Le général Upendra Dwivedi, chef de l’Armée de terre indienne, a affirmé vendredi que la théâtralisation — c’est-à-dire l’intégration des capacités de l’Armée de terre, de l’aviation et de la marine — finira par se concrétiser. La seule interrogation porte sur le délai nécessaire à sa mise en œuvre.
« Lorsque l’on doit coordonner plusieurs agences, la théâtralisation est la réponse », a-t-il déclaré. Le général Dwivedi s’exprimait lors d’une rencontre avec la presse à l’issue du lancement de l’ouvrage Operation Sindoor : The Untold Story of India’s Deep Strikes Inside Pakistan au Manekshaw Centre.
Interrogé sur sa position concernant la théâtralisation, alors que des opinions divergentes ont récemment émergé au sujet de ce projet, le chef de l’Armée a indiqué : « La théâtralisation arrivera, aujourd’hui ou demain. Il s’agit simplement de savoir combien de temps cela prendra. Nous devons franchir certaines étapes, notamment en matière de coopération interarmées et d’intégration. Beaucoup d’aspects restent à évoquer. »
Il a également développé les raisons de la nécessité de cette approche :
« Lorsqu’une bataille se déroule, l’Armée ne combat pas seule. Il y a la Force de sécurité des frontières (BSF) et la Police de la frontière indo-tibétaine (ITBP). Ensuite, viennent les trois forces armées, les agences cyberdéfense, les agences spatiales de défense, et désormais, on parle aussi des agences de guerre cognitive. D’autres entités sont impliquées : ISRO, la Défense civile, l’aviation civile, les chemins de fer, la NCC, ainsi que les administrations d’État et centrales…
« Pour coordonner toutes ces agences, la théâtralisation est la solution. L’unité de commandement est primordiale. Il faut un seul commandant pour assurer la synchronisation de l’exécution des opérations. La théâtralisation est absolument nécessaire. »
Ces déclarations interviennent moins de deux semaines après les prises de position des chefs des autres forces sur le sujet. Lors du séminaire interarmées de deux jours Ran Samwad, organisé le mois dernier à l’Académie de guerre de l’Armée à Mhow, le chef de l’Armée de l’air, le maréchal de l’air A. P. Singh, et l’amiral Dinesh K. Tripathi, chef de la marine, ont exprimé des avis divergents concernant l’instauration de commandes théâtrales.
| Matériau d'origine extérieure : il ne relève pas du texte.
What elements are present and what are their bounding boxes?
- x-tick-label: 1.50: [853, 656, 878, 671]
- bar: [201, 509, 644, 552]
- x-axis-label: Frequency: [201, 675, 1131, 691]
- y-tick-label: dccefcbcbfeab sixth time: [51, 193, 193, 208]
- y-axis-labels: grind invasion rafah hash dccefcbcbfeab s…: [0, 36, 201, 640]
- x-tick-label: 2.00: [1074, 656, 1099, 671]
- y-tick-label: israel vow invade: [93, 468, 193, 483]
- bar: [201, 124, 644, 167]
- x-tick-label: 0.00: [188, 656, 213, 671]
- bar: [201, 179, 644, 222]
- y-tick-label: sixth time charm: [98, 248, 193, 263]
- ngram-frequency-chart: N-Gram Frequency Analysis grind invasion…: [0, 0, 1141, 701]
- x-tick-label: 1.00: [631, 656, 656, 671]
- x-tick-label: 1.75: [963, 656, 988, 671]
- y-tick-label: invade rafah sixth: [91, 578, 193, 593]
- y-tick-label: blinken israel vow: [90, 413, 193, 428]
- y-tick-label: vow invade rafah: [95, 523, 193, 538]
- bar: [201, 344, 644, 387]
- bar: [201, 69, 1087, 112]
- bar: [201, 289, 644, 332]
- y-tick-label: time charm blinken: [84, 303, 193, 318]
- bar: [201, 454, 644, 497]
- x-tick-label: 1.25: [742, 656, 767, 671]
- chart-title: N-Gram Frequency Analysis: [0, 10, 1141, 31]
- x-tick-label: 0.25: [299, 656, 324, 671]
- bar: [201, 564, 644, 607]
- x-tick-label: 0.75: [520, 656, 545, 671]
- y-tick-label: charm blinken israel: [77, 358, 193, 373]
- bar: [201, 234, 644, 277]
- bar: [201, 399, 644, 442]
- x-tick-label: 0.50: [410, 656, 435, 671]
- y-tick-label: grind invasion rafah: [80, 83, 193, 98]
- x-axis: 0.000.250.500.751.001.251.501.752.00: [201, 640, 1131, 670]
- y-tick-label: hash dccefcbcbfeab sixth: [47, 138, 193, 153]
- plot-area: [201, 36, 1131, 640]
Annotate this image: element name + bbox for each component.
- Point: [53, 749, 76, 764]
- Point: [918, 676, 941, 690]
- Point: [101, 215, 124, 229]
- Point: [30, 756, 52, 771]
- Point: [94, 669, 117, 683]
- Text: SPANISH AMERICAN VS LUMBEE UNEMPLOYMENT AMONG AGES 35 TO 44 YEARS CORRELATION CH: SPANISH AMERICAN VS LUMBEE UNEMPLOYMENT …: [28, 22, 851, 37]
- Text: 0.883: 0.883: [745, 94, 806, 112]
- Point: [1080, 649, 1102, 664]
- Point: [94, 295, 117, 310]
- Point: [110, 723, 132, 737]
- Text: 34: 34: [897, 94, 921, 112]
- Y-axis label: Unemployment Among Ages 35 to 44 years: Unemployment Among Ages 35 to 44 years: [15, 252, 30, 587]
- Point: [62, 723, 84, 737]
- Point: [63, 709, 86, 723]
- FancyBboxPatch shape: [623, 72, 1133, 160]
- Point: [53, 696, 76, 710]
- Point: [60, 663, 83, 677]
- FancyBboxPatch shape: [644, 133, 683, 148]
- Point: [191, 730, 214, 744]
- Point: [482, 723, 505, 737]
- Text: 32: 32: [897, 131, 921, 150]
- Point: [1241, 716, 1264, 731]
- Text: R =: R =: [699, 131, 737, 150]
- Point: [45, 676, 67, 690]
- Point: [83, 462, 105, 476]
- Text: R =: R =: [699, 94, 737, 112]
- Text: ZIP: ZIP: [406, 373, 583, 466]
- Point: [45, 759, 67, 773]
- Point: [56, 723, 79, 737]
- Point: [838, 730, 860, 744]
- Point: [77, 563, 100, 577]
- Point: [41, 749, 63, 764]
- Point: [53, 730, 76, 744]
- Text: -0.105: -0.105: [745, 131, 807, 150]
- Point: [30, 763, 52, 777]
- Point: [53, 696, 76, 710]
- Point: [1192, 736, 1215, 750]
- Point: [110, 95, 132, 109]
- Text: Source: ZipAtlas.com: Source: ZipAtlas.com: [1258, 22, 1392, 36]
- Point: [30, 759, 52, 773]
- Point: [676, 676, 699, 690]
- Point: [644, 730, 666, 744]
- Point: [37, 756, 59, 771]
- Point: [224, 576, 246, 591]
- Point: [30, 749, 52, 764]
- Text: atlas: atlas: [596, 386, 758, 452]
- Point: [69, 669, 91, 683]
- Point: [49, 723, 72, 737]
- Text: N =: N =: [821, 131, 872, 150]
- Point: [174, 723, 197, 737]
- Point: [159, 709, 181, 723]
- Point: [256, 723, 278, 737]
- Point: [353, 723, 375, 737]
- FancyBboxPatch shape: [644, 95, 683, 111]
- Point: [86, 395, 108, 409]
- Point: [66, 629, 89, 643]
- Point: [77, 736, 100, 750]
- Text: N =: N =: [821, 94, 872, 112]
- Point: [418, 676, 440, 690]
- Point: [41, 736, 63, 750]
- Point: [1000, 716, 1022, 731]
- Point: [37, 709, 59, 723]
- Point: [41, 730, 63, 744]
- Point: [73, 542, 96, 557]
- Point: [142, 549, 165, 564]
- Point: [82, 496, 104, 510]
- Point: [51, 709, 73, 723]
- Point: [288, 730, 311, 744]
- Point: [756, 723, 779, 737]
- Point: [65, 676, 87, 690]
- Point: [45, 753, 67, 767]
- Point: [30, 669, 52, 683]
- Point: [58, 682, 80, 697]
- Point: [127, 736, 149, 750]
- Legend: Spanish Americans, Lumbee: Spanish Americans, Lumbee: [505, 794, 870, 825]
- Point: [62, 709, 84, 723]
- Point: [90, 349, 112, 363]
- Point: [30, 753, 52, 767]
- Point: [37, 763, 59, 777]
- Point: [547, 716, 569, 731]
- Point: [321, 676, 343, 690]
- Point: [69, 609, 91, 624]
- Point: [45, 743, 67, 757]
Le chef de l’Armée de l’air avait souligné que les forces armées ne devaient pas subir de pressions pour déployer rapidement ces commandes.
Au cours de la session finale, le chef d’état-major de la défense, le général Anil Chauhan, avait quant à lui précisé que les « dissonances » au sein de l’armée sur la création de commandes tri-services seraient traitées en veillant avant tout à l’intérêt national.
Par ailleurs, le général Dwivedi a été interrogé sur sa perception de la récente réduction du taux de la taxe sur les biens et services (GST) applicable à plusieurs équipements et systèmes militaires. Remerciant le gouvernement, il a estimé que cette mesure donnerait un coup d’accélérateur significatif aux couloirs industriels de la défense. « Cela favorisera les investissements. Les PME et les start-ups, souvent limitées en financements, en bénéficieront grandement », a-t-il expliqué.
Le général a précisé que les forces armées se concentrent principalement sur trois axes : la recherche et développement, la formation et la modernisation. La baisse de la GST profitera à ces trois volets.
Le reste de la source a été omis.